Aug 2017
Aug 26 2017 00:28
@dereneaton I'm looking at my .vcf file from ipyrad in vcftools. In ipyrad, I set min_samples_locus to be 237/315 samples, but I have SNPs in my .vcf file that occur in less than 237 individuals. This is the case for about 700/14000 total SNPs in the .vcf file. I used de novo assembly, all reads were 90bp, single end, I filtered out raw reads with any Ns before ipyrad, I set max_Ns_consens to 0. I expected all SNPs to be in at least 75% of my individuals. Why is this not the case? Thanks!!
Zac Forsman
Aug 26 2017 07:46
@dereneaton Awsome Deren,
I may have just run a complete massive dataset in just a few days... I'll let you know what the results look like.
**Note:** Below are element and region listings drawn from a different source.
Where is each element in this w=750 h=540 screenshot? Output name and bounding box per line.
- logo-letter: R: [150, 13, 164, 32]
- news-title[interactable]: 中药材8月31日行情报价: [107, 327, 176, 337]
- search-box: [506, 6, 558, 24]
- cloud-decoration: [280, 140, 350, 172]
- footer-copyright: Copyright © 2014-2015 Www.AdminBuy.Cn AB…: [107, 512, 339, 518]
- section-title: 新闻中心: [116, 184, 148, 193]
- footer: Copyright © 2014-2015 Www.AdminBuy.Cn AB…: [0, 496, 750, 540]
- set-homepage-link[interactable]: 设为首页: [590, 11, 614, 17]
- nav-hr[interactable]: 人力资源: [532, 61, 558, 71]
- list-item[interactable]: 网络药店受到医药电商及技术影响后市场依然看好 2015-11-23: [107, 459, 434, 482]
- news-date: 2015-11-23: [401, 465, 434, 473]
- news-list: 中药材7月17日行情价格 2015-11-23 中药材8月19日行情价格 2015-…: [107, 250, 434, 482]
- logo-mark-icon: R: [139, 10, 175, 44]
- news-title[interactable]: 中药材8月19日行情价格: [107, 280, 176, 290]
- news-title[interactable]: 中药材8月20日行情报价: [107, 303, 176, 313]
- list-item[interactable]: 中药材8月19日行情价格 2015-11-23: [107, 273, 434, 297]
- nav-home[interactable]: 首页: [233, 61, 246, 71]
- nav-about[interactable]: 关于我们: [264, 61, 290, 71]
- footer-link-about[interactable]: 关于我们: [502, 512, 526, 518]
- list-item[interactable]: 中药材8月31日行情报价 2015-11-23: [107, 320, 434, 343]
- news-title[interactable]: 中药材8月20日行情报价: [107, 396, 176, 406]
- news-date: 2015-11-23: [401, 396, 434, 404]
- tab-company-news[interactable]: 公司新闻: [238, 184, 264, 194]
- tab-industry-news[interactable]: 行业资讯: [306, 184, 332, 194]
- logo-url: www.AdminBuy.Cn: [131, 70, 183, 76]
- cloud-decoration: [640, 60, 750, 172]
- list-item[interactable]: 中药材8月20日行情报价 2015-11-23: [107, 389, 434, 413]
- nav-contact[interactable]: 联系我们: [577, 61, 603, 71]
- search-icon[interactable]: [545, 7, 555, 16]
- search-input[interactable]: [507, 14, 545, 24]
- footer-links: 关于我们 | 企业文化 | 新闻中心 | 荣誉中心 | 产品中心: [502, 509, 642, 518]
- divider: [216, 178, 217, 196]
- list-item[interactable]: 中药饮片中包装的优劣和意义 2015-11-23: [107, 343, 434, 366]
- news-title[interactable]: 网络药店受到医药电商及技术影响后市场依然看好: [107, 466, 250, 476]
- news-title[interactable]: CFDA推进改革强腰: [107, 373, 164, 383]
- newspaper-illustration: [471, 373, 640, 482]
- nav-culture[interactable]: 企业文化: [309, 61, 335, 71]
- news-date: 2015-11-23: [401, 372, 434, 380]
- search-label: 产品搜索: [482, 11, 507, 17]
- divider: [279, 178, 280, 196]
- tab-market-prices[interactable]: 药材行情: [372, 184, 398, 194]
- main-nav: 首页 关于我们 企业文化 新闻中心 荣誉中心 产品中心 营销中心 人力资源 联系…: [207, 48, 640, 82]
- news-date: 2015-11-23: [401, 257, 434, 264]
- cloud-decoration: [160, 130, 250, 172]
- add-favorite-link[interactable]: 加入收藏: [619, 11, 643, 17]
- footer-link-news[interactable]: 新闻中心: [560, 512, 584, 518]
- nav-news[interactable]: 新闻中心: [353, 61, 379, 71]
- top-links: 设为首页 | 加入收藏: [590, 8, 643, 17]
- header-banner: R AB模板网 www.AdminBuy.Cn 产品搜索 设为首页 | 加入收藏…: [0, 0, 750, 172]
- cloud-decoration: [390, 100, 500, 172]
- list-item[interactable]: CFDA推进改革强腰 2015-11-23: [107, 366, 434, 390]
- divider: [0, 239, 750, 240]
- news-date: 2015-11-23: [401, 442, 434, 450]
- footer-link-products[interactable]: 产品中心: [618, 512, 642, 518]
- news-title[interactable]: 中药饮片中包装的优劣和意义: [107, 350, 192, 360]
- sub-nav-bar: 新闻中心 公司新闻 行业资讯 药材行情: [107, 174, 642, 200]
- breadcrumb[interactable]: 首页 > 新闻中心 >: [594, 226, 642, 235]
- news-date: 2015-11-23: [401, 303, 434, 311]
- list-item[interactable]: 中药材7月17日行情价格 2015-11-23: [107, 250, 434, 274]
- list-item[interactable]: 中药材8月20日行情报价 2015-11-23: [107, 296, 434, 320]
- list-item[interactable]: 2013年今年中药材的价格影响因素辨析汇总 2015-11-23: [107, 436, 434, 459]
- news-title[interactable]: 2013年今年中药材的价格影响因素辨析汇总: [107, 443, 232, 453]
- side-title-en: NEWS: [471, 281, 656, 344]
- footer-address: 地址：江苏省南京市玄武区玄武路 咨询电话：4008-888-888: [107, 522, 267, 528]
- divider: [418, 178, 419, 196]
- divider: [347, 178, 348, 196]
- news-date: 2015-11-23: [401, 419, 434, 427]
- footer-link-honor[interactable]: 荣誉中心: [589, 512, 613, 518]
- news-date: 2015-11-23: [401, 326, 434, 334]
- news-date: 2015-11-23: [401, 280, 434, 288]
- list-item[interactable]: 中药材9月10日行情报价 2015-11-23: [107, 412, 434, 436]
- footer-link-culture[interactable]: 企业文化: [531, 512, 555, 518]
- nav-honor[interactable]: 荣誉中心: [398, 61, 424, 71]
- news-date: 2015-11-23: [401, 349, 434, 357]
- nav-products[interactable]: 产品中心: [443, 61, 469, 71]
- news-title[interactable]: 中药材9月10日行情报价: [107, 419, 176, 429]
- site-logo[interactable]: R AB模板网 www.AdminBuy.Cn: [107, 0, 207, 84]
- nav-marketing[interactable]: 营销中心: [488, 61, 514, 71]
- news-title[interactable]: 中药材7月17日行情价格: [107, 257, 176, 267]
Thanks much for your help. -Zac
Isaac Overcast
Aug 26 2017 19:12
@mazepago_twitter That is a pretty normal error that crops up occasionally in reference assemblies. It shouldn't impact the outcome of step 3 or any future steps. It's not a problem with the index of the reference sequence. The weirdness of the results could be due to some issues with reference based assembly that were fixed some time in the 0.7.x version. It might be worth upgrading and trying it again.